No, don't waste your time praying 4 me
i almost threw up on myself before i went for my camera to snap a pic of this abomination but by the time i was ready the train had moved on.
but if you live in the chi, you'll probably start seeing this around town. i guess it's a pretty big movement in the u.k. already.
first of all, if i believed that talking to an invisible sky daddy would get me all the things i wanted in life i would probably do it out of pure human selfishness alone, but there is not a shred of evidence that such a thing actually occurs. this makes all the time, effort and money put into this can we pray 4 u bullshit campaign a terribly awful example of how to appropriate cash to a cause. said dough would be much better spent with the red cross or the gates foundation or whatevs.
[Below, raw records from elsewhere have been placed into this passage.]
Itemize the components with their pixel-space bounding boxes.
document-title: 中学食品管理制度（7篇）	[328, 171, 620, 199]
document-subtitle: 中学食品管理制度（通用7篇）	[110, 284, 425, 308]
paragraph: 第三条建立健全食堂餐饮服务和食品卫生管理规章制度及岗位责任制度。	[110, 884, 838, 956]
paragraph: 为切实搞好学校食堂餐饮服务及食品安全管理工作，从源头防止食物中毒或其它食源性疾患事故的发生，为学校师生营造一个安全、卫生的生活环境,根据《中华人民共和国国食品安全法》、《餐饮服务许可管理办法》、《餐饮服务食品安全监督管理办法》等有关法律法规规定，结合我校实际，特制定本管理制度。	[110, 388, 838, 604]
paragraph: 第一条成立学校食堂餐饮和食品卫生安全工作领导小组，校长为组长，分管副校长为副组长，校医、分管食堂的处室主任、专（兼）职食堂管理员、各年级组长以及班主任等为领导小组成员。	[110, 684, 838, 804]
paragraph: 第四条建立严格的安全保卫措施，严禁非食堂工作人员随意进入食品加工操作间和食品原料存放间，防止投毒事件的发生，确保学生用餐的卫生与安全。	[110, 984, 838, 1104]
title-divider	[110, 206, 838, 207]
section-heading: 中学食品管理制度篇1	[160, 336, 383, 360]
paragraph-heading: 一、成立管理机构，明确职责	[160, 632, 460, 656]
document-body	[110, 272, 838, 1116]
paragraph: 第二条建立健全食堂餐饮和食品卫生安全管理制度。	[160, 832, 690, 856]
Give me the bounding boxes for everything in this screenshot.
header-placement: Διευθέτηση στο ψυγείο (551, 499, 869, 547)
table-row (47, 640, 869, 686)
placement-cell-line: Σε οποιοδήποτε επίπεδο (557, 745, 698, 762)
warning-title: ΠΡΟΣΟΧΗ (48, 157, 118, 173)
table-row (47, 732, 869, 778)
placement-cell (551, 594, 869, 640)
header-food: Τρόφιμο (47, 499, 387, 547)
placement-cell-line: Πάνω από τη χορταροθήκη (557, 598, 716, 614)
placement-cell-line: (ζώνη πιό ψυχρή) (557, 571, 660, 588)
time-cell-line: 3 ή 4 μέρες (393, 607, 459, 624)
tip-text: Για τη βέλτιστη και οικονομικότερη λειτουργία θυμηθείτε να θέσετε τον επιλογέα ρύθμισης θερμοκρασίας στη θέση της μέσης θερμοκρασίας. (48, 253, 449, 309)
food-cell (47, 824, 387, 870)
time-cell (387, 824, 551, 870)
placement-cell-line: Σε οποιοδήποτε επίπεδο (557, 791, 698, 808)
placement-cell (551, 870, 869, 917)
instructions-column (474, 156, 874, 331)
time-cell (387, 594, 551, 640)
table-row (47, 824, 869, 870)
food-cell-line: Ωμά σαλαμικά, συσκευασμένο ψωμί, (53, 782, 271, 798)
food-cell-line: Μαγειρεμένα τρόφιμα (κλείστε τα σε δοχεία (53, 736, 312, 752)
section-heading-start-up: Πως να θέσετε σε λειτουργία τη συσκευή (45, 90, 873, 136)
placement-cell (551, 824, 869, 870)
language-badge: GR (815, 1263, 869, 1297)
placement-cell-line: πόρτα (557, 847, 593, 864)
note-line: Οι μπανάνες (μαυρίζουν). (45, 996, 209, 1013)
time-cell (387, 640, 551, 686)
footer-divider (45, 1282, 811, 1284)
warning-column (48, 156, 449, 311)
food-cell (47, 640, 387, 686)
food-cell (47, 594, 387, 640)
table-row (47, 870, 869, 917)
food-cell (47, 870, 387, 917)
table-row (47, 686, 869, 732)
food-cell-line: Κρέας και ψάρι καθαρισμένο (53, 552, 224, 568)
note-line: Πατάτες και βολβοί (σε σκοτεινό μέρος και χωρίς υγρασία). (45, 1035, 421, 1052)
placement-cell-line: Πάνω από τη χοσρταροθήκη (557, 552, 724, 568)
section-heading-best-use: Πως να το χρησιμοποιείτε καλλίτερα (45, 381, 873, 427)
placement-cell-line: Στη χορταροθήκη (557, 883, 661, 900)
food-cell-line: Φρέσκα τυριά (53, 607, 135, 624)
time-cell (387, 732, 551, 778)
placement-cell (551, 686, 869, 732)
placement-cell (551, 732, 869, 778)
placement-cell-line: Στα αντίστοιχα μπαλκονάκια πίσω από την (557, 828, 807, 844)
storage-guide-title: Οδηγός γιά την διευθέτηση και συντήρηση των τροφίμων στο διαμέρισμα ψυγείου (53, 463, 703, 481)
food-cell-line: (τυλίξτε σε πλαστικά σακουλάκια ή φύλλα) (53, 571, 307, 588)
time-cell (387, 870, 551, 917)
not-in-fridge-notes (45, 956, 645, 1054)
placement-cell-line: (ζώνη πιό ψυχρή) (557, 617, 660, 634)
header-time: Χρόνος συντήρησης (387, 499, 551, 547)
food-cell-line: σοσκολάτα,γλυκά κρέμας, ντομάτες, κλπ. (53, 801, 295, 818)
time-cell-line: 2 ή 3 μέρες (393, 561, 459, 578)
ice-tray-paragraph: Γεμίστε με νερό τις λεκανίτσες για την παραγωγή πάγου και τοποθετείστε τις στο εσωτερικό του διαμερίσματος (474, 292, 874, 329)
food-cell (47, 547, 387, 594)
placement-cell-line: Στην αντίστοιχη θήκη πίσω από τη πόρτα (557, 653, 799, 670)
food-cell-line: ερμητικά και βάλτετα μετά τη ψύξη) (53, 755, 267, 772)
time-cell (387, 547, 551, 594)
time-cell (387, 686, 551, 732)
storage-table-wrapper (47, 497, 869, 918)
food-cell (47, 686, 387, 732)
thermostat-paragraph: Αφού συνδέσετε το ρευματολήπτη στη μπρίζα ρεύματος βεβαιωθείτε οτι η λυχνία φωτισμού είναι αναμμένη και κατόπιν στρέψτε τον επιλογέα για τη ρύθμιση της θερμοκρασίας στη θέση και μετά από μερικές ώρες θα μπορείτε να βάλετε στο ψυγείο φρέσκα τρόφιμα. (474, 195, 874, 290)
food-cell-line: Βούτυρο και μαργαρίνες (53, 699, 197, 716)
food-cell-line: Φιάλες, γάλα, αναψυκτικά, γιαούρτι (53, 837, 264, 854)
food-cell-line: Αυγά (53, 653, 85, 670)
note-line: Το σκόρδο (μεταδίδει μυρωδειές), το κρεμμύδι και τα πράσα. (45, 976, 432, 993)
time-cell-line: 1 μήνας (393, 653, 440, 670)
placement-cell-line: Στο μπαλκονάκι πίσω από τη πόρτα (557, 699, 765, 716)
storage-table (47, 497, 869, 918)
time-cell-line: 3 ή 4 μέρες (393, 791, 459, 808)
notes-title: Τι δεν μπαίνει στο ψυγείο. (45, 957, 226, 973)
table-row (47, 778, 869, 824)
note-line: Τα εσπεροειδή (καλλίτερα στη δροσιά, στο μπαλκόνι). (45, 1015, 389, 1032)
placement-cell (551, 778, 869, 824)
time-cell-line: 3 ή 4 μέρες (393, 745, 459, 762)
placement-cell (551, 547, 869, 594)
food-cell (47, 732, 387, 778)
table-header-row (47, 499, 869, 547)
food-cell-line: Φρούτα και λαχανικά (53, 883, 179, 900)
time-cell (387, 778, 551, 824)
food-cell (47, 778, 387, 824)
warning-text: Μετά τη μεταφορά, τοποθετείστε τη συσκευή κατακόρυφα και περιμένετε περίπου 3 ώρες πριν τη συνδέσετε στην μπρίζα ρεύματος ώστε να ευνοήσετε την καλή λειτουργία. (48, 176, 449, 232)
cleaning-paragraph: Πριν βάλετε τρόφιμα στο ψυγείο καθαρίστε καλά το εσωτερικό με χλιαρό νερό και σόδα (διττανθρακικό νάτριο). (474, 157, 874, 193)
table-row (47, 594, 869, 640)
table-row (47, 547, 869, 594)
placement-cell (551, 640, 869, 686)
second (and probably most importantly), just because you are free to believe in spaghetti monsters and fairies and unicorns doesn't mean you should be free to tattoo my environment with your uppity claims to have some higher connection, some higher push on the world and all its events... through fucking prayer of all things. if prayer works and it's so great then why didn't god answer prayers asking him to STOP FUCKING ALLOWING THOSE PEDOPHILE PRIESTS FROM RAPING AND SODOMIZING INNOCENT YOUNG CHILDREN!?!?!?!
world famine, wars, terrorism, why i haven't been laid for a few months... DONTCHA THINK GOD OUGHTTA GET HIS SHIT TOGETHER AND START ANSWERING SOME OF THESE FUCKING PRAYERS?????
i don't think god -- if there were one (there's not) -- really has the time to grant me my petty wants and "needs"... not while the rest of the fucking world is engorged in self-destructive chaos.